Ist dies auf Grund der Tatsache beruhend passiert, grundsätzlich alle Anträge der Opposition abzulehnen, oder gab es tiefgreifendere Gründe? Wie ist Ihre persönliche Meinung zu diesem Thema.
ich möchte an dieser Stelle hinweisen, dass die FDP Bayern sich öffentlich gegen die Privatisierung der Wasserversorgung ausgesprochen hat, da unter anderem "die Trinkwasserversorgung ein Kern der Daseinsvorsorge ist." Dazu heißt es weiter:
"Die FDP in Bayern und auch im Bund wendet sich entschieden gegen eine Privatisierung der Trinkwasserversorgung. "
Gegen genau diese Aussage steht ja Ihr Abstimmunsverhalten und das der FDP Bundestagsfraktion.
Ich bin Ihnen für eine Stellungnahme dankbar.
Mit freundlichen Grüßen
Dominik Seitz
Sehr geehrter Herr Seitz,
vielen Dank für diese Frage, zu der ich gern Stellung nehmen möchte.

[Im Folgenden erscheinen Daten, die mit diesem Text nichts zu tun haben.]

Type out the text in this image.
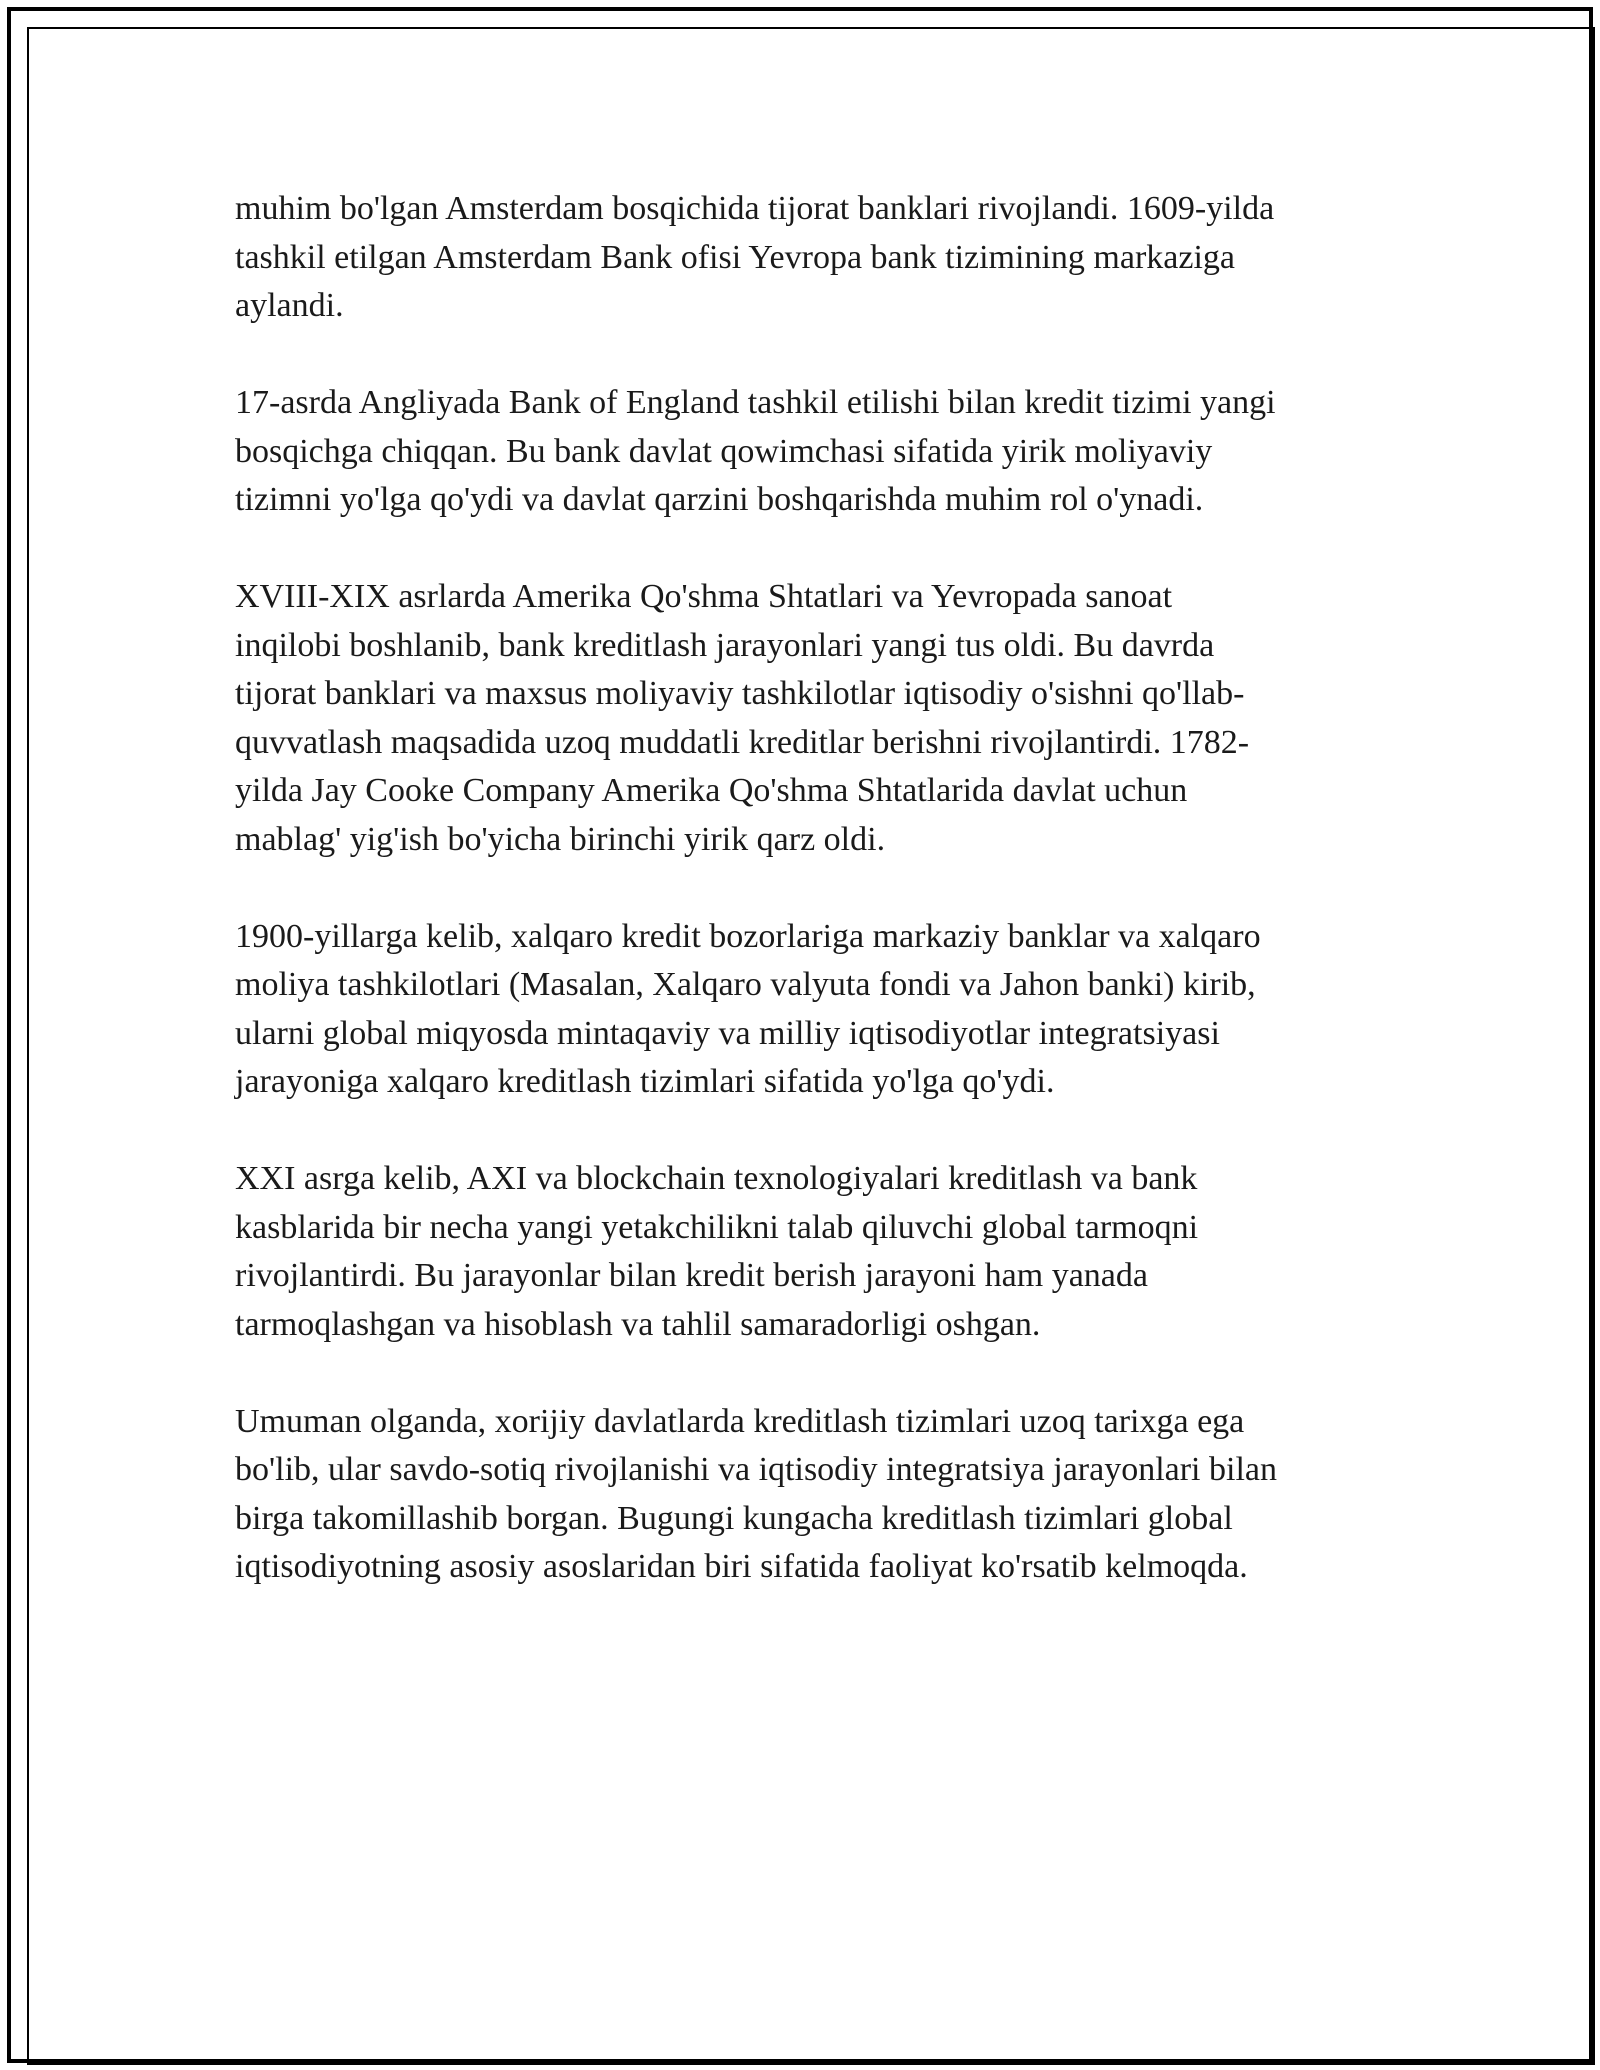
muhim bo'lgan Amsterdam bosqichida tijorat banklari rivojlandi. 1609-yilda
tashkil etilgan Amsterdam Bank ofisi Yevropa bank tizimining markaziga
aylandi.

17-asrda Angliyada Bank of England tashkil etilishi bilan kredit tizimi yangi
bosqichga chiqqan. Bu bank davlat qowimchasi sifatida yirik moliyaviy
tizimni yo'lga qo'ydi va davlat qarzini boshqarishda muhim rol o'ynadi.

XVIII-XIX asrlarda Amerika Qo'shma Shtatlari va Yevropada sanoat
inqilobi boshlanib, bank kreditlash jarayonlari yangi tus oldi. Bu davrda
tijorat banklari va maxsus moliyaviy tashkilotlar iqtisodiy o'sishni qo'llab-
quvvatlash maqsadida uzoq muddatli kreditlar berishni rivojlantirdi. 1782-
yilda Jay Cooke Company Amerika Qo'shma Shtatlarida davlat uchun
mablag' yig'ish bo'yicha birinchi yirik qarz oldi.

1900-yillarga kelib, xalqaro kredit bozorlariga markaziy banklar va xalqaro
moliya tashkilotlari (Masalan, Xalqaro valyuta fondi va Jahon banki) kirib,
ularni global miqyosda mintaqaviy va milliy iqtisodiyotlar integratsiyasi
jarayoniga xalqaro kreditlash tizimlari sifatida yo'lga qo'ydi.

XXI asrga kelib, AXI va blockchain texnologiyalari kreditlash va bank
kasblarida bir necha yangi yetakchilikni talab qiluvchi global tarmoqni
rivojlantirdi. Bu jarayonlar bilan kredit berish jarayoni ham yanada
tarmoqlashgan va hisoblash va tahlil samaradorligi oshgan.

Umuman olganda, xorijiy davlatlarda kreditlash tizimlari uzoq tarixga ega
bo'lib, ular savdo-sotiq rivojlanishi va iqtisodiy integratsiya jarayonlari bilan
birga takomillashib borgan. Bugungi kungacha kreditlash tizimlari global
iqtisodiyotning asosiy asoslaridan biri sifatida faoliyat ko'rsatib kelmoqda.
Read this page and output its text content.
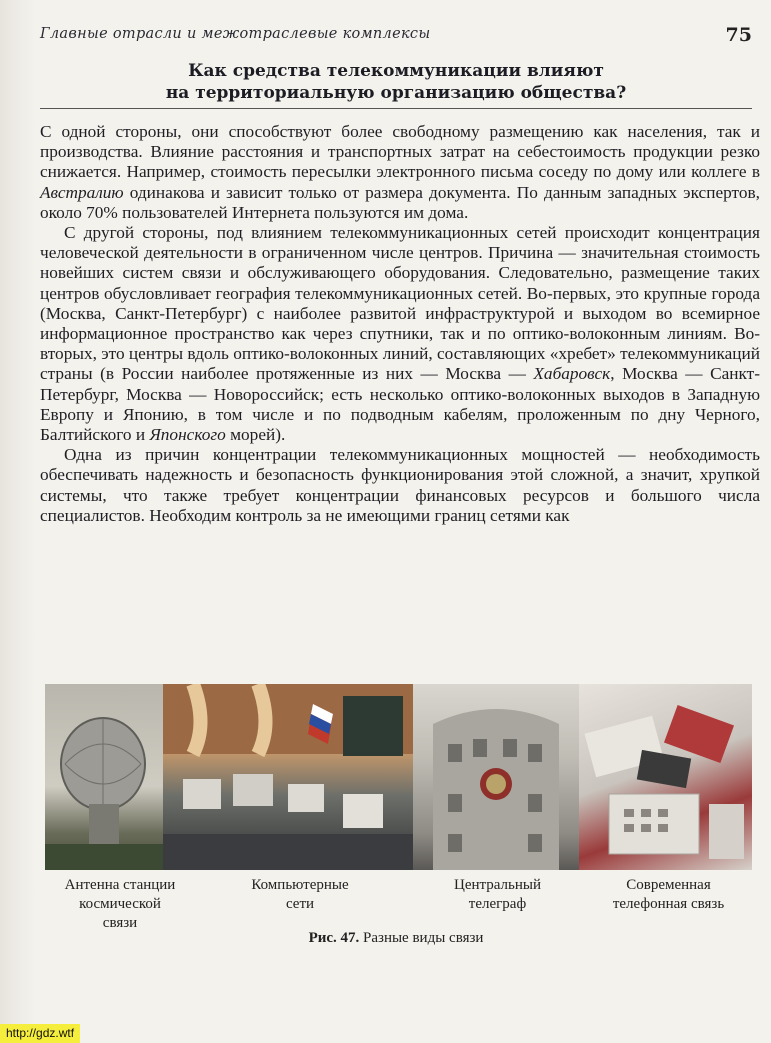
Главные отрасли и межотраслевые комплексы	75
Как средства телекоммуникации влияют
на территориальную организацию общества?

С одной стороны, они способствуют более свободному размещению как населения, так и производства. Влияние расстояния и транспортных затрат на себестоимость продукции резко снижается. Например, стоимость пересылки электронного письма соседу по дому или коллеге в Австралию одинакова и зависит только от размера документа. По данным западных экспертов, около 70% пользователей Интернета пользуются им дома.

С другой стороны, под влиянием телекоммуникационных сетей происходит концентрация человеческой деятельности в ограниченном числе центров. Причина — значительная стоимость новейших систем связи и обслуживающего оборудования. Следовательно, размещение таких центров обусловливает география телекоммуникационных сетей. Во-первых, это крупные города (Москва, Санкт-Петербург) с наиболее развитой инфраструктурой и выходом во всемирное информационное пространство как через спутники, так и по оптико-волоконным линиям. Во-вторых, это центры вдоль оптико-волоконных линий, составляющих «хребет» телекоммуникаций страны (в России наиболее протяженные из них — Москва — Хабаровск, Москва — Санкт-Петербург, Москва — Новороссийск; есть несколько оптико-волоконных выходов в Западную Европу и Японию, в том числе и по подводным кабелям, проложенным по дну Черного, Балтийского и Японского морей).

Одна из причин концентрации телекоммуникационных мощностей — необходимость обеспечивать надежность и безопасность функционирования этой сложной, а значит, хрупкой системы, что также требует концентрации финансовых ресурсов и большого числа специалистов. Необходим контроль за не имеющими границ сетями как

Антенна станции
космической
связи
Компьютерные
сети
Центральный
телеграф
Современная
телефонная связь
Рис. 47. Разные виды связи
http://gdz.wtf
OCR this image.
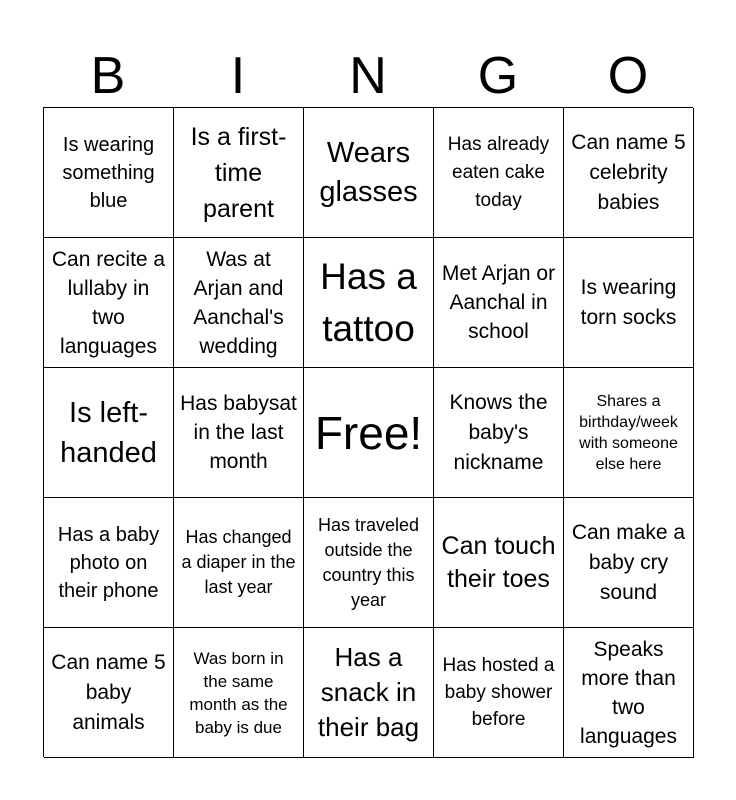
B	I	N	G	O
Is wearing something blue
Is a first-time parent
Wears glasses
Has already eaten cake today
Can name 5 celebrity babies
Can recite a lullaby in two languages
Was at Arjan and Aanchal's wedding
Has a tattoo
Met Arjan or Aanchal in school
Is wearing torn socks
Is left-handed
Has babysat in the last month
Free!
Knows the baby's nickname
Shares a birthday/week with someone else here
Has a baby photo on their phone
Has changed a diaper in the last year
Has traveled outside the country this year
Can touch their toes
Can make a baby cry sound
Can name 5 baby animals
Was born in the same month as the baby is due
Has a snack in their bag
Has hosted a baby shower before
Speaks more than two languages
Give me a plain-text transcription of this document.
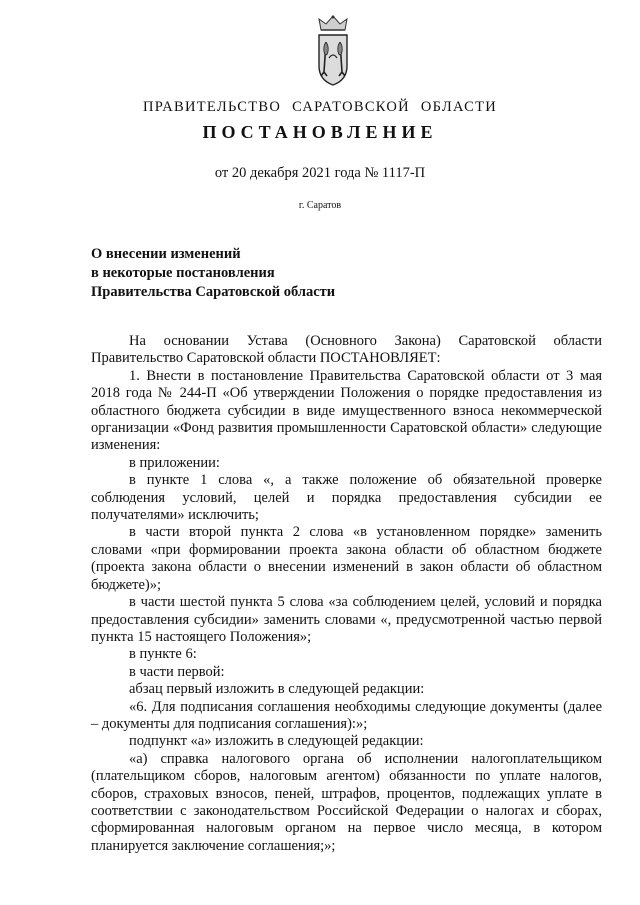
ПРАВИТЕЛЬСТВО САРАТОВСКОЙ ОБЛАСТИ
ПОСТАНОВЛЕНИЕ
от 20 декабря 2021 года № 1117-П
г. Саратов
О внесении изменений
в некоторые постановления
Правительства Саратовской области

На основании Устава (Основного Закона) Саратовской области Правительство Саратовской области ПОСТАНОВЛЯЕТ:

1. Внести в постановление Правительства Саратовской области от 3 мая 2018 года № 244-П «Об утверждении Положения о порядке предоставления из областного бюджета субсидии в виде имущественного взноса некоммерческой организации «Фонд развития промышленности Саратовской области» следующие изменения:

в приложении:

в пункте 1 слова «, а также положение об обязательной проверке соблюдения условий, целей и порядка предоставления субсидии ее получателями» исключить;

в части второй пункта 2 слова «в установленном порядке» заменить словами «при формировании проекта закона области об областном бюджете (проекта закона области о внесении изменений в закон области об областном бюджете)»;

в части шестой пункта 5 слова «за соблюдением целей, условий и порядка предоставления субсидии» заменить словами «, предусмотренной частью первой пункта 15 настоящего Положения»;

в пункте 6:

в части первой:

абзац первый изложить в следующей редакции:

«6. Для подписания соглашения необходимы следующие документы (далее – документы для подписания соглашения):»;

подпункт «а» изложить в следующей редакции:

«а) справка налогового органа об исполнении налогоплательщиком (плательщиком сборов, налоговым агентом) обязанности по уплате налогов, сборов, страховых взносов, пеней, штрафов, процентов, подлежащих уплате в соответствии с законодательством Российской Федерации о налогах и сборах, сформированная налоговым органом на первое число месяца, в котором планируется заключение соглашения;»;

Die Anträge der Opposition zu dem Vorschlag der Europäischen Kommission für eine Richtlinie des Europäischen Parlaments und des Rates über die Konzessionsvergabe sind hinsichtlich der Forderung einer Bereichsausnahme zur Trinkwasserversorgung überflüssig.
EU-Kommissar Michel Barnier hat bereits vor der Plenardebatte gegenüber dem zuständigen Binnenmarktausschuss im Europäischen Parlament weitreichende Zugeständnisse hinsichtlich der Vergabe von Wasserkonzessionen gemacht.
Hintergrund:
Die Richtlinie legt Regeln für die Vergabe von Konzessionen fest. Konzessionen werden von Kommunen für die Wasserversorgung, aber auch Dienstleistungen wie die Verpflegung in Schulkantinen oder Müllentsorgung vergeben. Die EU möchte damit sicherstellen, dass Unternehmen einen fairen Zugang zu Geschäftsmöglichkeiten in anderen Mitgliedstaaten haben und Korruption und Vetternwirtschaft eingedämmt werden. Angesichts der hohen Haushaltsdefizite in einigen Mitgliedstaaten ist dieser Ansatz bei der Vergabe öffentlicher Gelder prinzipiell auch zu begrüßen. Anders als in Deutschland werden Konzessionen in vielen EU-Ländern dabei sehr viel häufiger an private Unternehmen vergeben.
Alter Regelungsvorschlag:
Der ursprüngliche EU-Entwurf ist dabei aber über das Ziel hinausgeschossen. Ursprünglich sah der Entwurf nämlich vor, dass die Kommunen zu einer Ausschreibung gezwungen gewesen wären, wenn nicht mindestens 80% des Umsatzes eines Stadtwerkes in der eigenen Gemeinde erwirtschaftet worden wäre. Da die Stadtwerke regelmäßig gerade im Bereich der Energieversorgung zu einem nicht unerheblichen Teil außerhalb des Gemeindegebiets investieren, wäre es dadurch zu einer Ausschreibungspflicht gekommen.
Neuer Regelungsvorschlag:
Nach mehreren Gesprächen, die auch von FDP-Seite mit ihm geführt worden sind, hat EU-Kommissar Barnier bei dieser Frage bereits vor der Debatte im Bundestag sein Einlenken signalisiert. Eine Kommune kann damit weiterhin an die eigenen Stadtwerke den Auftrag zur Wasserversorgung vergeben, soweit sich diese nicht zu einem großen Teil in andere Wassernetze eingekauft hat. Damit ist für die Stadtwerke sichergestellt, dass Kommunen wie derzeit die Möglichkeit haben werden, aus eigenem Antrieb zu entscheiden, ob die Wasserversorgung durch die Kommune oder einen Privaten betrieben wird. Die Ausschreibungspflicht greift damit nur für den Fall, dass eine Kommune von sich aus die Entscheidung trifft, einen Privaten mit der Durchführung zu beauftragen. Aber genau dann macht es auch Sinn, hier auch transparente Verfahrensregeln zu schaffen, um sicherzustellen, dass nicht über Gemauschel mit einem Privatunternehmen Sonderkonditionen ausgehandelt werden, die zum Nachteil der Gebührenzahler sind. Das Beispiel Berlin ist ein solches Negativbeispiel.
Insgesamt gilt:
Die Wasserversorgung in Deutschland ist auf einem sehr hohen Niveau. Das Preis-Leistungsverhältnis ist unübertroffen. Das zeigen alle Studien.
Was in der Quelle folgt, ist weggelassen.